Self-diagnosing, in me I think that I see signs of a blend of both traits.
So, yes, I do get physical reactions to situations that most people would find would affect emotions, so the emotion must be there, but it usually takes me some minutes before I realise that I am happy, sad or whatever it is, it doesn’t come through right away. So that would be alexithymia.
At the same time, even allowing for my obliviousness to what I am feeling, I estimate that the emotional hit that I get from a situation tends to be much more muted than it typically is for most people, as if the volume knob is turned right down. So the hit is there, just muted. So I am not entirely anhedonic, but there is a tendency in that direction.
There is a parallel with bi-polar disorder, which as I see it must be a case of the emotional volume knob swinging wildly from one extreme to the other. Thus when they are in an up phase they experience wild leaps of excitement from just about anything, then in the down phase immobilised by an almost total lack of feeling except general despair.
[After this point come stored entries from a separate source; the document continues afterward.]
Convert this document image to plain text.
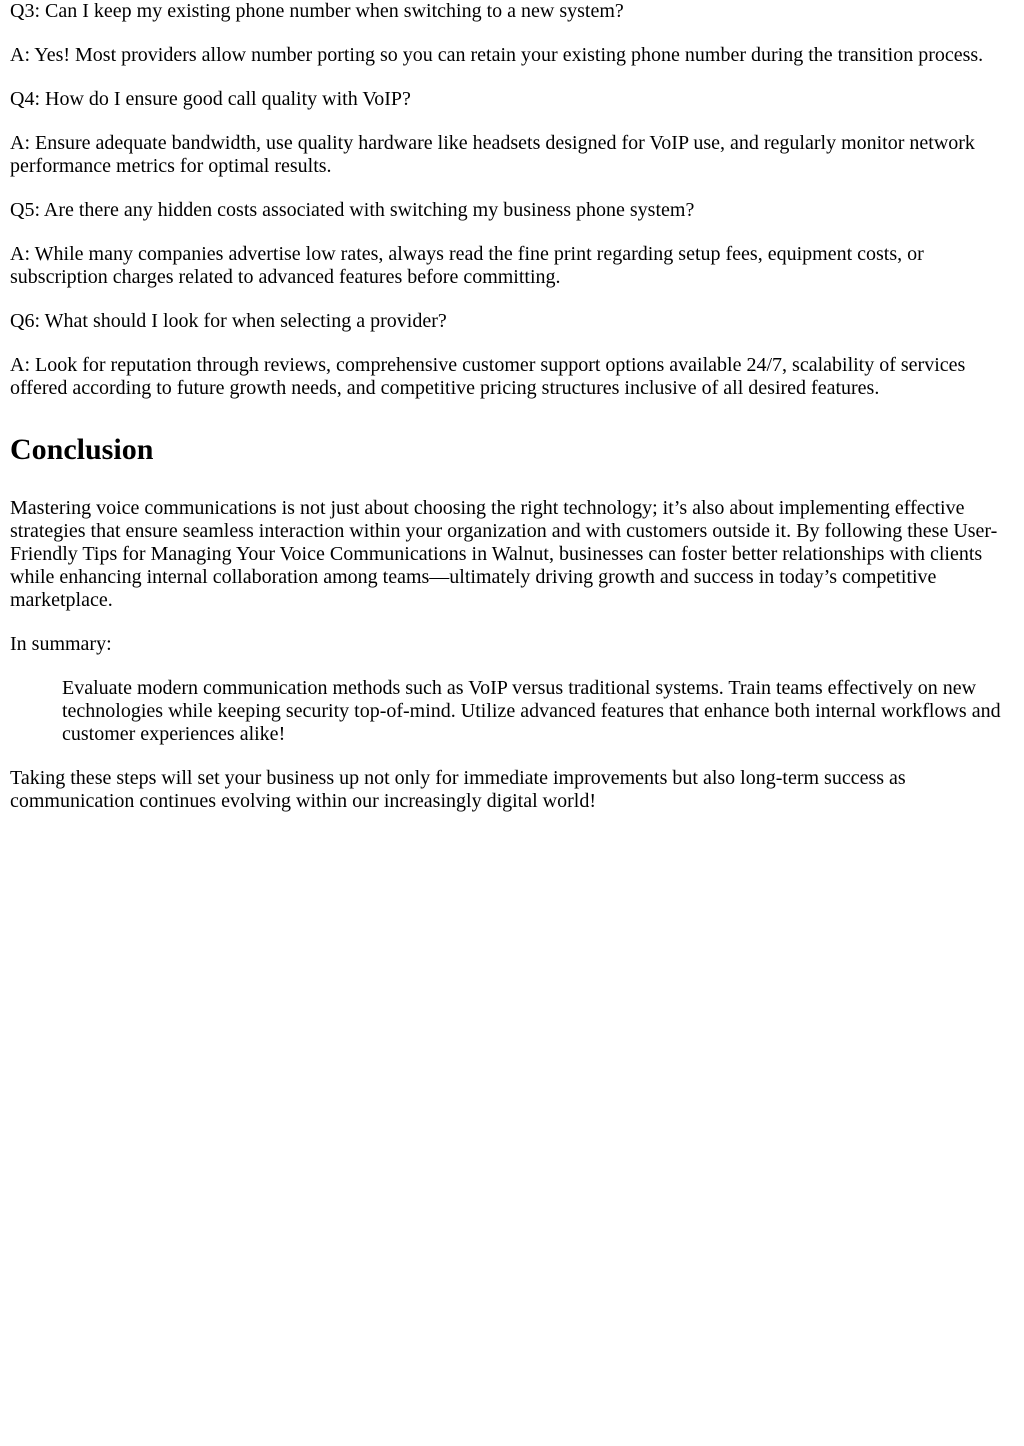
Q3: Can I keep my existing phone number when switching to a new system?

A: Yes! Most providers allow number porting so you can retain your existing phone number during the transition process.

Q4: How do I ensure good call quality with VoIP?

A: Ensure adequate bandwidth, use quality hardware like headsets designed for VoIP use, and regularly monitor network performance metrics for optimal results.

Q5: Are there any hidden costs associated with switching my business phone system?

A: While many companies advertise low rates, always read the fine print regarding setup fees, equipment costs, or subscription charges related to advanced features before committing.

Q6: What should I look for when selecting a provider?

A: Look for reputation through reviews, comprehensive customer support options available 24/7, scalability of services offered according to future growth needs, and competitive pricing structures inclusive of all desired features.

Conclusion

Mastering voice communications is not just about choosing the right technology; it’s also about implementing effective strategies that ensure seamless interaction within your organization and with customers outside it. By following these User-Friendly Tips for Managing Your Voice Communications in Walnut, businesses can foster better relationships with clients while enhancing internal collaboration among teams—ultimately driving growth and success in today’s competitive marketplace.

In summary:

Evaluate modern communication methods such as VoIP versus traditional systems. Train teams effectively on new technologies while keeping security top-of-mind. Utilize advanced features that enhance both internal workflows and customer experiences alike!

Taking these steps will set your business up not only for immediate improvements but also long-term success as communication continues evolving within our increasingly digital world!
I’m the total opposite of that in that my volume knob is on a constant low setting that I have got used to, so, I guess a constant state of mild depression, but fortunately not so bad that I want to top myself and anyway I am accustomed to it so it just feels normal to me.
This alexithymia thing is a revelation to me. It explains a lot and I am going to find it useful, enabling the conscious thought, how should I feel about this? to be combined with an awareness that, actually, I might be really feeling it but it’s not quite worked its way into my consciousness yet.
Does it matter what it's called? Whatever it is it is part of who you are. Ultimately all you can really do is to simply live with it.